In a meeting Tuesday, Commissioners David Duguay of Byron, Caldwell Jackson of Oxford and Steven Merrill of Norway finalized a $6,342,738 budget proposal that represents a $443,410 increase in spending from 2013.
With revenues, however, the actual tax commitment is expected to increase by $133,601, requiring $5,340,996 from property taxpayers in Oxford County.
To offset the tax increase, commissioners are proposing to take $400,000 from the Casino Reserve, $100,000 more than last year.
Oxford County receives a cut from the revenue generated by the Oxford Casino on Route 26 in Oxford.
According to county Administrator Scott Cole, wages and benefits account for roughly 74 percent of the county’s expenses.
More than half of the proposed budget increase, $254,560, is from the Sheriff’s Office. Commissioners requested $110,00 to purchase four new vehicles, one fewer than requested by the Sheriff’s Office, and a $160,616 increase in wages.
The wage increase represents the addition of a drug investigator, whose position is partially supported by the Maine Drug Enforcement Agency, and the use of two uniformed deputies to operate the office’s civil division.
The two deputies replace the county’s civil process department and their positions will be largely funded with fees from serving papers.
The commissioners’ proposal does not not include additional wage requests for the Sheriff Office’s top brass.
In its request, the department asked for a $9,350 pay increase for the sheriff, $6,460 for the chief deputy, $2,000 for the captain and $6,000 for the department’s three lieutenants.

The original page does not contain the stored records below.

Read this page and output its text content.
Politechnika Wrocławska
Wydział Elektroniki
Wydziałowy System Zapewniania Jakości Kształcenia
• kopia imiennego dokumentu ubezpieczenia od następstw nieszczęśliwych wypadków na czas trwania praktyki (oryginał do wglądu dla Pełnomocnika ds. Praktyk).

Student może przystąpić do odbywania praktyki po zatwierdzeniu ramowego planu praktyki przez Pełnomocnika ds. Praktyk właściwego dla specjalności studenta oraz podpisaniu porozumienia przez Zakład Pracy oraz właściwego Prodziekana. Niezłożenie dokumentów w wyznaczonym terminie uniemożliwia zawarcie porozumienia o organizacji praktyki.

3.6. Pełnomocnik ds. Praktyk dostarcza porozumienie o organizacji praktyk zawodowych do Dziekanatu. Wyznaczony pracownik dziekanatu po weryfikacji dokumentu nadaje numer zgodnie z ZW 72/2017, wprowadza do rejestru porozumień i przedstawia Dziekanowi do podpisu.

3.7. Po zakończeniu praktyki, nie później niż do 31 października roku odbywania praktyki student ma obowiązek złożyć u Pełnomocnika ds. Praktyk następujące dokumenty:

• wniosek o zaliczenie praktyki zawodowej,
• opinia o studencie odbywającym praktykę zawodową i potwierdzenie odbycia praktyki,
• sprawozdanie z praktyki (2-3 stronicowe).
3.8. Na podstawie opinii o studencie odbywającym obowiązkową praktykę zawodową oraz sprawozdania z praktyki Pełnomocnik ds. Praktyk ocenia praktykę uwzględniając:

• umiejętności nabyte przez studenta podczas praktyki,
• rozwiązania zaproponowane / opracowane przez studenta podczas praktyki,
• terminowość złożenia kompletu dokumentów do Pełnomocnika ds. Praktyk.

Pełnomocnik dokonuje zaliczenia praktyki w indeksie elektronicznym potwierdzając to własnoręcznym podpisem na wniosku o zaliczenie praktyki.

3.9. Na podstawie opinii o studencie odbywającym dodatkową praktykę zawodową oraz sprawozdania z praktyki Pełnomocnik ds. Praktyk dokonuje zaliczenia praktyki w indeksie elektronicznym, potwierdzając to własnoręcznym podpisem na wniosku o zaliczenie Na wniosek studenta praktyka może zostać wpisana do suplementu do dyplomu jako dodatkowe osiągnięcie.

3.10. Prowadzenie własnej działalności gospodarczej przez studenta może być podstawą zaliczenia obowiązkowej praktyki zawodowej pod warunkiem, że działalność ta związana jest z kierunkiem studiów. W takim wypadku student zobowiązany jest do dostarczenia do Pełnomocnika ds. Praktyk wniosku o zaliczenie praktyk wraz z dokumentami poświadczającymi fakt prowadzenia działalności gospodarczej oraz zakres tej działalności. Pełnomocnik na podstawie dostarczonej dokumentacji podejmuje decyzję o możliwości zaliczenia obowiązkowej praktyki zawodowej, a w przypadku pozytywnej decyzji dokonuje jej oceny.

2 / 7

Commissioners are also proposing an $88,213 increase in wages for the Oxford Regional Communications Center, principally to pay for overtime and reserve coverage at the dispatch center near the Oxford County Courthouse on Western Avenue in Paris.
The proposed spending increase also includes a 2 percent pay increase for 27 nonunionized employees who have been working for the county too long to be eligible for step increases in pay, Cole said.
The spending increase also brings the finance clerk, deputy county administrator and Oxford Regional Communications Center deputy director from part time to 40-hours-per-week positions.
Cole said funding the three positions to bring them up to full time was a “recognition of reality” of the work that the employees were required to do.
The commissioners’ proposed budget is sent for review by the nine-member county Budget Committee, made up of representatives from town boards of selectmen in the county’s three districts.
The committee is scheduled to meet Nov. 19 at the Oxford County Courthouse to work on the budget.